Helpful Guidelines for Talking about Science + Faith

As both science and faith are important to many of those who attend Campus Edge, being able to talk about science and faith well is important. Unfortunately, many conversations about science and faith derail into arguments about a) whether one is reading the Bible properly (or taking the Bible/faith seriously) or b) whether one is ignoring or elevating science too much (science being anything from the world God has given us to the knowledge that people have obtained and put forward about how the world works). The conversation often leaves people with the assumption that the other is either stupid or unChristian/sinning, neither of which are particularly complimentary conclusions to make about the person with whom one is conversing.

Bob Trube recently provided some helpful guidelines for good science + faith conversations. We can all do with a gentle reminder and extra help, so I’m posting a shortened version of his guidelines here below:

1. Perhaps above all, good conversations arise when we listen in order to learn and understand rather than mentally composing arguments and rebuttals while another speaks.

2. For Christians, I think we need to read our Bibles well, gleaning what the writers meant to say under divine inspiration for their first audience, in their own cultural context. . .  Too often, we impose our own questions and the concerns of our own context on the Bible and try to make it answer questions its writers never intended to answer.

3. We should set aside all attempts to force a reconciliation of science and the Bible that result in either the rejection of scientific findings or concluding that certain portions of scripture in error. This may lead to unanswered questions, but I would prefer that to forced answers.

4. Efforts to prove or disprove God by science should be set aside.
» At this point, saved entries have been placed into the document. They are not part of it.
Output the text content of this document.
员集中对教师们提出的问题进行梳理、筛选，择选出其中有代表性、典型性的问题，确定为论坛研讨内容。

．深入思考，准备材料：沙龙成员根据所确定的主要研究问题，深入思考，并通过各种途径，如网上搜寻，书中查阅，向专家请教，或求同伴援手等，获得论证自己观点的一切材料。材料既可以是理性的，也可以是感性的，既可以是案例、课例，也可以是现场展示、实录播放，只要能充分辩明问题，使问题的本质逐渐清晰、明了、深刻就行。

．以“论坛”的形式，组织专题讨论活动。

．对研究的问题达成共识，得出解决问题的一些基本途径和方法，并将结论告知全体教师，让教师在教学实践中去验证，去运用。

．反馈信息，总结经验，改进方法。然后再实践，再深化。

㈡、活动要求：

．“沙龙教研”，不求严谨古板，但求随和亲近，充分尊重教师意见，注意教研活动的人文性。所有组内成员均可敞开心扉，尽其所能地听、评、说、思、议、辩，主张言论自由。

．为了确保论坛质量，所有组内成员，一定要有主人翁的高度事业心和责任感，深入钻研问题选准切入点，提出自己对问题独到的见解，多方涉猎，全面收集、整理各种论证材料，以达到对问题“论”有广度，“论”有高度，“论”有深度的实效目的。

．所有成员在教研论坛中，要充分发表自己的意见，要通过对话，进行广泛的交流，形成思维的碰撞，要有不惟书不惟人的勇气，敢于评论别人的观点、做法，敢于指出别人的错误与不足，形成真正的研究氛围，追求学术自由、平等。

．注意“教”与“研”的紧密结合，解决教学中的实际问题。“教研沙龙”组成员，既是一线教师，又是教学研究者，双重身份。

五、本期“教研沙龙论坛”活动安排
This is not a question science can decide one way or the other. . . . This is also problematic because science continues to advance and what may be a “proof” today is disproven or capable of an alternative explanation tomorrow. The most I will ever say as a believer is that I have not found what I’ve learned in science inconsistent with the idea of a God.

5. We should recognize that potential participants on both sides of the discussions may come with certain fears. . .  A better conversation doesn’t attack people at the place of their fear. It creates a space where fear can be acknowledged without ridicule or attack and seeks to allay fear through building trust and mutual vulnerability.

6. We likewise should not foreclose the search for understanding of others. . . .

7. We should be skeptical of all of those, believers and skeptics alike, who have made a career, and in some cases a pile of money, promoting the warfare between faith and science. . .

8. Might we instead devote ourselves to the important questions that people of faith and people working in the sciences care about deeply? For example, might Christians who care deeply about the majority world lobby for funding of research on diseases that impact majority world peoples, or livestock, disproportionately, rather than  adding more funds to fight diseases in Western contexts that already enjoy significant support?

His hope is that in pursuing these better questions, we might also have better conversations – because our focus is on flourishing instead of on being right.